Similarly to Doom, Rage 2 also incentivises you to keep on the move and push forward. Each enemy you kill drops a currency that’s so volatile it disappears after a few seconds, forcing you to wade out into danger to collect a currency that not only upgrades your weapons and Nanotrites, but which also heals you in that moment. In terms of upgrades, there’s a veritable bucketload, with various ways to improve and modify your guns, vehicles, base stats, and projectiles. This amount of customisation is welcome, but there are so many disparate types of currency, the upgrade system could’ve been streamlined and condensed to cut down on the amount of time you spend faffing about in sluggish menus.
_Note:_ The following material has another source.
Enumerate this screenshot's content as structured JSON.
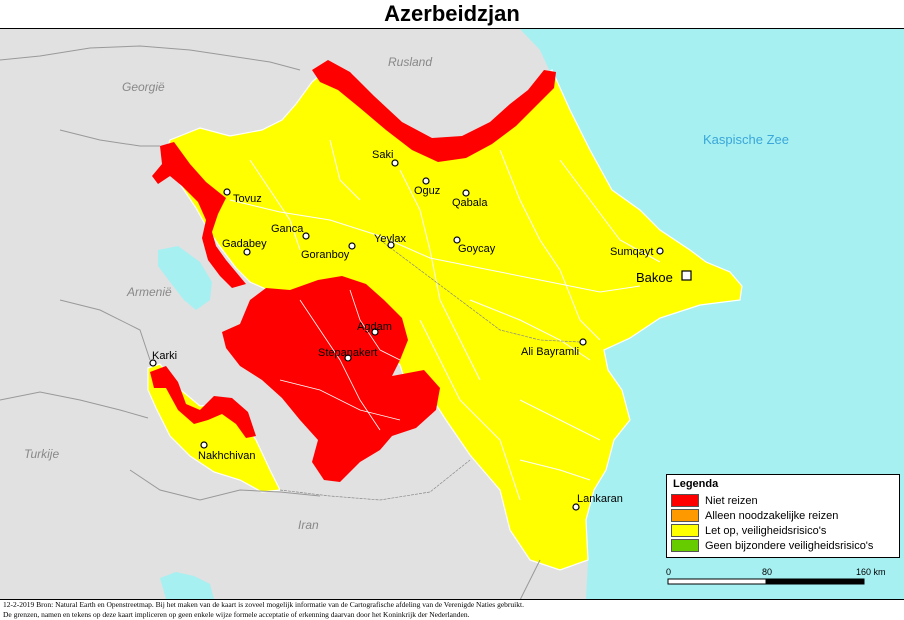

This is an issue with Rage 2 in general, though. There’s a dearth of momentum, and it severely lacks any sort of fluidity. The combat is brilliant in a bubble, but it’s broken up by long stretches where you’re just driving from point A to B. There’s no spontaneity in the open world, with any signs of life restricted to the bandit dens and pit stops that populate the map. Nothing tugs at you to break away from your waypoint and explore, and the amount of scavenger hunts you have to partake in slow down the pace considerably, whether you’re searching for fuel tanks to destroy or Ark chests to open.
It’s impossible to play Rage 2 without thinking about how each of its elements has been executed better in other games, particularly those by id and Avalanche Studios themselves. There are brief moments of balls-to-the-wall fun, but they’re bookended by an unnecessary open world that dampens the impact and pacing of its kinetic gunplay. There are other issues beyond this, from samey mission design, terrible vehicle handling, and a slew of bugs, but Rage 2’s biggest crime is that it’s less of an apocalyptic rager and more like a tedious car journey to visit relatives you don’t particularly like.
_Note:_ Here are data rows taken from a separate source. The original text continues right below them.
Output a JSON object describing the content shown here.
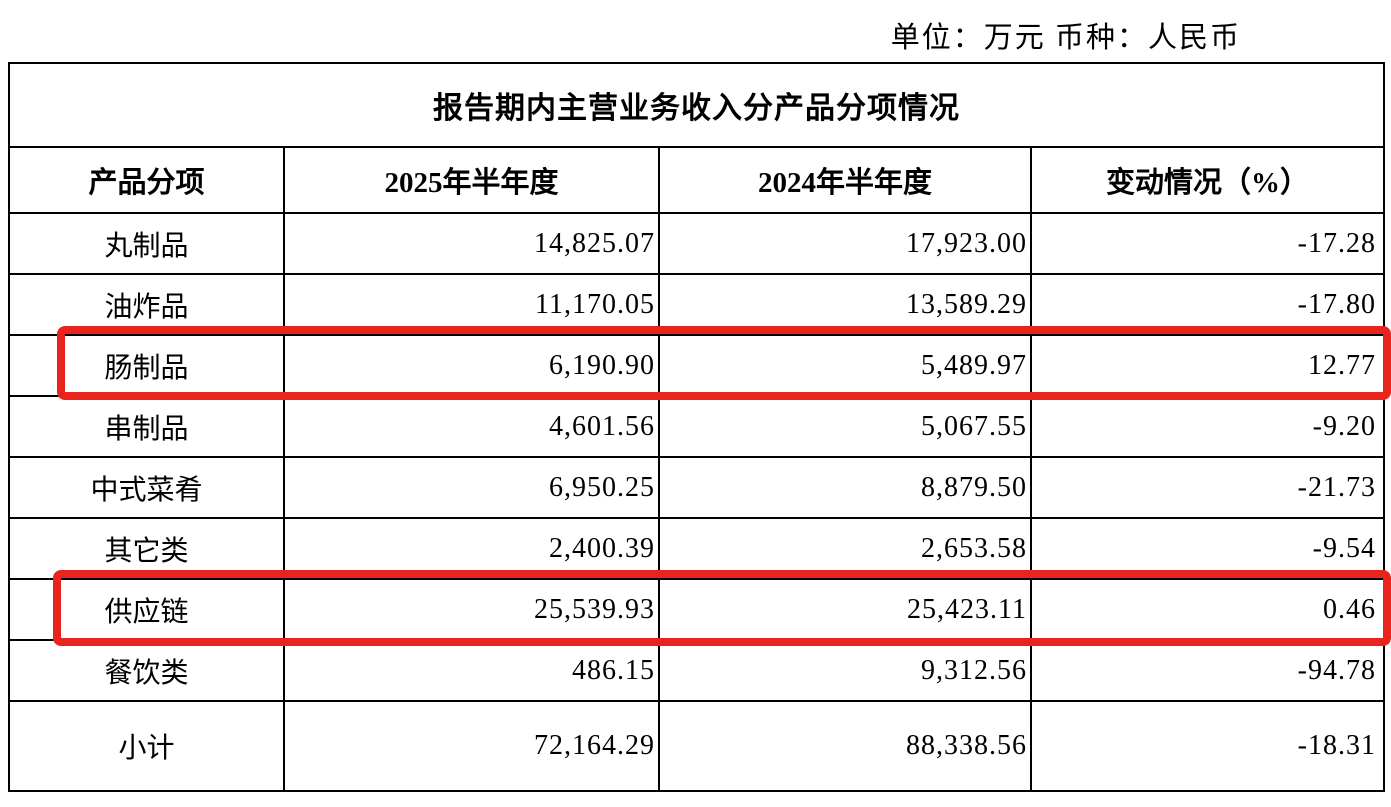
{
  "note": {
    "text": "单位：万元 币种：人民币"
  },
  "table": {
    "title": "报告期内主营业务收入分产品分项情况",
    "columns": [
      "产品分项",
      "2025年半年度",
      "2024年半年度",
      "变动情况（%）"
    ],
    "rows": [
      {
        "name": "丸制品",
        "h2025": "14,825.07",
        "h2024": "17,923.00",
        "change": "-17.28",
        "highlighted": false
      },
      {
        "name": "油炸品",
        "h2025": "11,170.05",
        "h2024": "13,589.29",
        "change": "-17.80",
        "highlighted": false
      },
      {
        "name": "肠制品",
        "h2025": "6,190.90",
        "h2024": "5,489.97",
        "change": "12.77",
        "highlighted": true
      },
      {
        "name": "串制品",
        "h2025": "4,601.56",
        "h2024": "5,067.55",
        "change": "-9.20",
        "highlighted": false
      },
      {
        "name": "中式菜肴",
        "h2025": "6,950.25",
        "h2024": "8,879.50",
        "change": "-21.73",
        "highlighted": false
      },
      {
        "name": "其它类",
        "h2025": "2,400.39",
        "h2024": "2,653.58",
        "change": "-9.54",
        "highlighted": false
      },
      {
        "name": "供应链",
        "h2025": "25,539.93",
        "h2024": "25,423.11",
        "change": "0.46",
        "highlighted": true
      },
      {
        "name": "餐饮类",
        "h2025": "486.15",
        "h2024": "9,312.56",
        "change": "-94.78",
        "highlighted": false
      },
      {
        "name": "小计",
        "h2025": "72,164.29",
        "h2024": "88,338.56",
        "change": "-18.31",
        "highlighted": false
      }
    ]
  },
  "annotations": {
    "highlight_color": "#e8241d",
    "highlighted_rows": [
      "肠制品",
      "供应链"
    ]
  }
}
Rage 2 isn’t always a looker; it often appears as though the screen is coated in Vaseline, and there are some muddy textures and noticeable pop-in. But, explosions are spectacular, with a vivid outburst of fire, flying debris, and rended flesh. And it’s all worth it for that sweet 60fps.
Rage 2’s combat is often brilliant, but it’s disrupted by all the trappings of a bland open world.